3. Est-ce que ça apporte quelque chose à ma famille ?
Chaque histoire que tu racontes doit avoir une raison d’être. Est-ce que ce détail :
- Illustre un trait de caractère ?
- Explique une tradition familiale ?
- Montre un moment clé de votre histoire ?
Si c’est juste un fait anecdotique sans réel intérêt, peut-être peux-tu le laisser de côté pour éviter de surcharger ton livre.
4. Suis-je prêt.e à assumer les conséquences ?
Les mots ont un poids, surtout quand ils sont écrits. Avant de partager une histoire sensible, demande-toi :
- Comment les personnes concernées pourraient-elles réagir ?
- Est-ce que cela pourrait créer des tensions ou des malentendus ?
- Suis-je prête à en discuter si quelqu’un me pose des questions ?
Si tu sens que cette histoire pourrait faire plus de mal que de bien, mieux vaut la garder pour toi.
Conseil : Si tu veux absolument en parler, tu peux le faire de manière allusive, en utilisant des formules comme « Certains événements de cette époque restent délicats à évoquer… ».
5. Puis-je en parler autrement ?
Si une histoire te semble trop délicate à raconter telle quelle, il existe des solutions pour la partager sans tout dévoiler :
- Utiliser des pseudonymes pour les personnes concernées.
- Modifier certains détails pour protéger les identités.
- Écrire une version édulcorée, en gardant l’essentiel mais sans entrer dans les détails gênants.
Exemple : Au lieu de « Mon grand-père a été emprisonné pour vol », tu peux écrire « Mon grand-père a traversé des épreuves difficiles dans sa jeunesse, qui l’ont rendu plus fort ».
Si tu dois aborder un sujet délicat : mon conseil
Si tu décides d’écrire sur un sujet sensible, prends toujours le temps de le recontextualiser.

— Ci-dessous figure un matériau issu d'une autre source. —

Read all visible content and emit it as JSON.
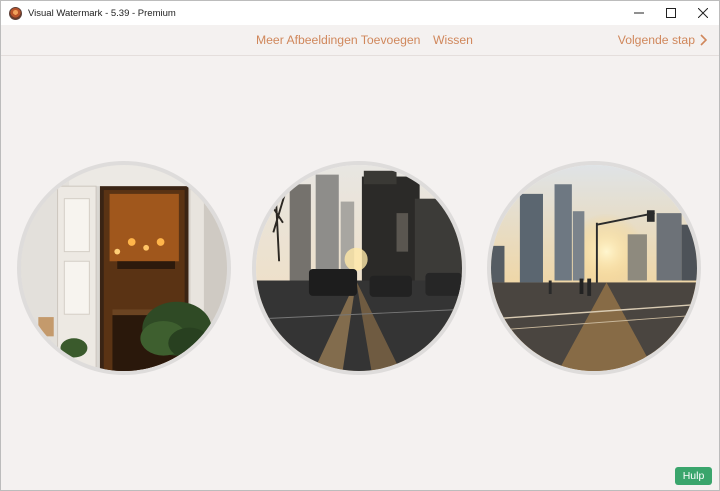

Une action ou un choix qui peut sembler choquant — comme un avortement au début du XXe siècle, un vol commis en période de famine, ou une désertion en temps de guerre — mais cet évènement s’inscrit souvent dans des réalités historiques, sociales ou économiques très différentes des nôtres. Par exemple, déserter pendant la Première Guerre mondiale n’a pas la même signification que refuser de servir son pays en temps de paix. Expliquer ces nuances permet de rendre hommage à la complexité des vies de tes ancêtres, sans jugement hâtif.
Si tu gardes ce secret pour toi
Et si, après réflexion, tu préfères ne pas inclure certains détails dans ton livre, trouve une autre façon de les transmettre : dans un cercle familial restreint, à travers un carnet personnel que tu confieras plus tard à un proche de confiance, ou même sous forme de lettre accompagnée d’archives. L’important, c’est que ces histoires ne disparaissent pas — simplement qu’elles soient partagées avec discernement.
Conclusion : Trouver ton équilibre
Écrire un livre de famille, c’est un peu comme composer une recette : il faut doser les ingrédients pour que le résultat soit savoureux et digeste pour tous. Ces 5 questions t’aideront à faire les bons choix, entre transparence et respect.